If you are in a great position on your bike and are having no issues, then going to shorter cranks is most likely not going to be helpful for you: Shorter Cranks does not automatically equal better/faster! If you are suffering some specific issues, relating to to your bike fit and in particular, where an opening of the hip angle will be helpful, then going to shorter cranks may be beneficial to you.
I had always ridden on 175mm cranks on every bike (road & tri bikes) that I have ridden since getting into cycling via triathlon in the early 80's. I had never given this a great deal of thought, because every, "58cm" bike I had ever owned, came with 175mm cranks on it! However, a couple of years ago, when I had just turned 50, I noticed a few things when riding the road bike:
1. I was getting increased lower back pain when riding
2. I could no longer ride in the drops of my road bike for extended periods of time
3. I had lost a bit of my jump
A swapping of kit on one of my wife Paolina Allan's bike made a set of Shimano Dura Ace 170mm cranks available to me. I looked into this a bit, and came across the findings of the 2001 Jim Martin study in several articles online (this one on the Cervelo web site), that came to the conclusion - basically, power generation is the same for a rider, using a wide range of crank lengths.
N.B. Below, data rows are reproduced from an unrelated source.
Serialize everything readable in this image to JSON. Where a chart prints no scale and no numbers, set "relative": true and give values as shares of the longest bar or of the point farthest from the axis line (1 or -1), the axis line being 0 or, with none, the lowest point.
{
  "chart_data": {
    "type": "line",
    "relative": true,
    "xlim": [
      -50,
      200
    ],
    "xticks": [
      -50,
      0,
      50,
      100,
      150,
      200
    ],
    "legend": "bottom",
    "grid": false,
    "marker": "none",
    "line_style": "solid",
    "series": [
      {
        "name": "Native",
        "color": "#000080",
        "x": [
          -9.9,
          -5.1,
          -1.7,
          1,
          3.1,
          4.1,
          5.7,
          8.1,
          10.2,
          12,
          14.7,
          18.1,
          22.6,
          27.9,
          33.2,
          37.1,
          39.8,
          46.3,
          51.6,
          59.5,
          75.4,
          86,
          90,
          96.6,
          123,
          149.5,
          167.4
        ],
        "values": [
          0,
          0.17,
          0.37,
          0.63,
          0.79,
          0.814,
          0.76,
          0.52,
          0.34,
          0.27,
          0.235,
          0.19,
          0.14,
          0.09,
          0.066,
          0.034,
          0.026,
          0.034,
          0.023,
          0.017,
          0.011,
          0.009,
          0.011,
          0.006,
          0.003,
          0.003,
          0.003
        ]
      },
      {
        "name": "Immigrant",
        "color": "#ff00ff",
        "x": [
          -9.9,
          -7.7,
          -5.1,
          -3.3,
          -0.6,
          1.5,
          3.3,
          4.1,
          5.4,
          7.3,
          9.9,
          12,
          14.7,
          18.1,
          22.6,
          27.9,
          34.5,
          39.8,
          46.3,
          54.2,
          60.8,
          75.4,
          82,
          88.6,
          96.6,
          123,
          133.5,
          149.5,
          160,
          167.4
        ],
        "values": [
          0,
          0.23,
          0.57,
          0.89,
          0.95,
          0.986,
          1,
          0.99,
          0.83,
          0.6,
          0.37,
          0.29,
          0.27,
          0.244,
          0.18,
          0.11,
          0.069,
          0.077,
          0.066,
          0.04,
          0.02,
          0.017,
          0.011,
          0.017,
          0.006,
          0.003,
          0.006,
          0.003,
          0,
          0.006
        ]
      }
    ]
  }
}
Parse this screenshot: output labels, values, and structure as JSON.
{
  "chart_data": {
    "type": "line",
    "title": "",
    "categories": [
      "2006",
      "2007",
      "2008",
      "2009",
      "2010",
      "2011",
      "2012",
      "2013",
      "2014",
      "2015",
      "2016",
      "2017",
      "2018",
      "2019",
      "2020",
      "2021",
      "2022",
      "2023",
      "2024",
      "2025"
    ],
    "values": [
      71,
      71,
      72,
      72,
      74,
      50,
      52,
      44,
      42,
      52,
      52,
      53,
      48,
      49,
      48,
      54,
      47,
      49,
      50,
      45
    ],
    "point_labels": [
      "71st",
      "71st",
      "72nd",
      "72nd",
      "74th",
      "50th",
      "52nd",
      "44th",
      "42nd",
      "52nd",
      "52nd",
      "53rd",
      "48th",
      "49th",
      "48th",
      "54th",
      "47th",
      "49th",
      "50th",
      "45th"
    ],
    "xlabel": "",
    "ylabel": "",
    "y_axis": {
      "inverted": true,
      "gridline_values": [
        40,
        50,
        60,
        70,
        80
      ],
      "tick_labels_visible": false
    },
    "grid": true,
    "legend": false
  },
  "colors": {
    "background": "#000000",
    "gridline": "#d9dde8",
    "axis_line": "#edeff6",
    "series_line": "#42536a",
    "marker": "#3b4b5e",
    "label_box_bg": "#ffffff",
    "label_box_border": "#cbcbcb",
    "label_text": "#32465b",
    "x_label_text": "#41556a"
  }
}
I also compared notes with friend and Pro triathlete Jordan Rapp, who had just gone to shorter cranks on his set up, and noticed no difference in performance.
I started to put this together with what I knew was happening with my body - as I aged, I was becoming less flexible, and I was becoming weaker and less fit. Hey, it's inevitable! Shortening the crank arms, making the appropriate changes in the fit elsewhere (raising the saddle and bars slightly, to compensate), would open up my hip angle, and also make the circles that I pedal in slightly smaller.
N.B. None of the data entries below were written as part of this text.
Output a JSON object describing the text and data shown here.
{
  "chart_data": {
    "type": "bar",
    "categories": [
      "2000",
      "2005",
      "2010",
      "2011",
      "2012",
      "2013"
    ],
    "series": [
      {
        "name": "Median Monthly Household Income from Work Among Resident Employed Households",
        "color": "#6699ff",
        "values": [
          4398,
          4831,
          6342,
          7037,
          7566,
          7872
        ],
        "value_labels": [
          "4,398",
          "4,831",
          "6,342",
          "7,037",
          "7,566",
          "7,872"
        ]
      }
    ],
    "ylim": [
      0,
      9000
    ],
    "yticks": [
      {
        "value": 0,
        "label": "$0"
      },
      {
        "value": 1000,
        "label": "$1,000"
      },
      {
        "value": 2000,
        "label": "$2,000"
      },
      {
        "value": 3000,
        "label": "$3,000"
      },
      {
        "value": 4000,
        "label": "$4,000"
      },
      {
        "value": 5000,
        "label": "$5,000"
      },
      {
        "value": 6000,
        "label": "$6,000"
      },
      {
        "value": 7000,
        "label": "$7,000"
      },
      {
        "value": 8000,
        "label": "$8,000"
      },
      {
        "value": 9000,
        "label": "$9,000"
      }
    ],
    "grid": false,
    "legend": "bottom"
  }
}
The great news about the new crank and bottom-brackets, is that with the right tools, these are very easy to make changes - so, out with the 175mm cranks and in with the 170mm ones. I did this in the winter, so that the first few rides would be on the trainer. Just to check everything out.
I did notice a slight difference when I first started to ride with the 170's. However, by the end of a 45 minute ride on the trainer, I could not really tell any difference. Some informal bench-mark testing on the trainer over the next couple of weeks, backed up the research and observations previously mentioned - I noticed no difference in my "performance". Another difference I noted was that, at a given level of effort, I might need to drop down one cog to maintain the pedal RPM that I preferred. For me, not a big deal as I have always been a bit of a "spinner" with a naturally higher pedal RPM.
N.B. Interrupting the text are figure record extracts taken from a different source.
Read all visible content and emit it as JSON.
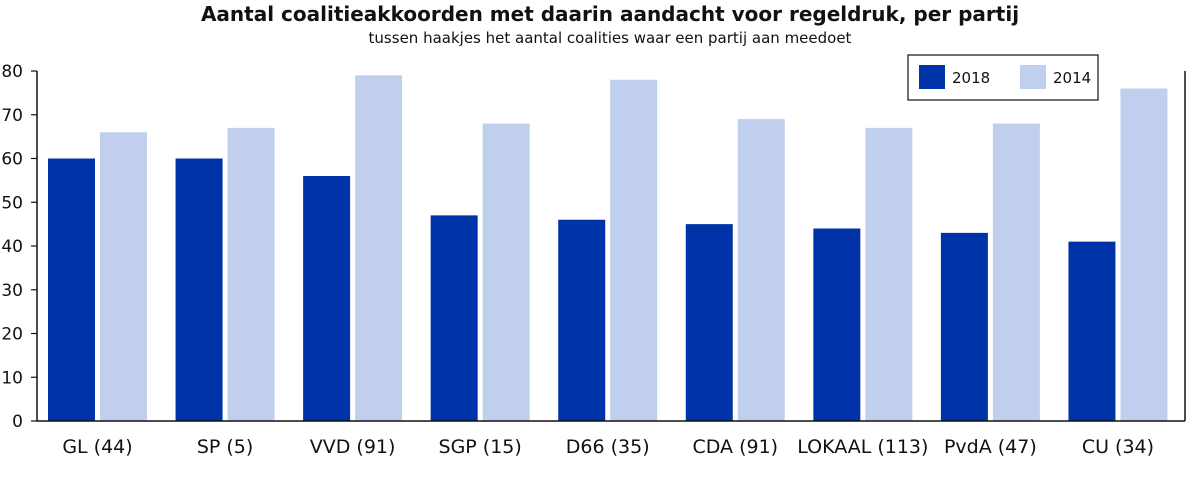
{
  "chart_data": {
    "type": "bar",
    "title": "Aantal coalitieakkoorden met daarin aandacht voor regeldruk, per partij",
    "subtitle": "tussen haakjes het aantal coalities waar een partij aan meedoet",
    "categories": [
      "GL (44)",
      "SP (5)",
      "VVD (91)",
      "SGP (15)",
      "D66 (35)",
      "CDA (91)",
      "LOKAAL (113)",
      "PvdA (47)",
      "CU (34)"
    ],
    "series": [
      {
        "name": "2018",
        "color": "#0033a8",
        "values": [
          60,
          60,
          56,
          47,
          46,
          45,
          44,
          43,
          41
        ]
      },
      {
        "name": "2014",
        "color": "#c0cfee",
        "values": [
          66,
          67,
          79,
          68,
          78,
          69,
          67,
          68,
          76
        ]
      }
    ],
    "ylim": [
      0,
      80
    ],
    "yticks": [
      "0",
      "10",
      "20",
      "30",
      "40",
      "50",
      "60",
      "70",
      "80"
    ],
    "xlabel": "",
    "ylabel": "",
    "grid": false,
    "legend": "top-right"
  }
}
The real test came in the spring when I was outdoors again and going for longer rides:
A) Lower back pain was much reduced on longer rides
B) I could now ride in the drops like a used to
C) My jump in big accelerations on group rides was much better.
Conclusions: If you are an older triathlete or cyclist, (45+), and you are not feeling comfortable on your bike, and you have some other issues such as I noted, and all other things being equal, you might want to look at your crank length and consider trying shorter cranks. Even shorter than "recommended", or what just came on your bike. Note - at 6'2" (188cm) generally speaking, my recommended crank arm length would be 175 and as noted, on every bike I owned, it came with 175's. For me going shorter helped.
Hope this helps.
Are you an older cyclist/triathlete? Have you tried shorter cranks?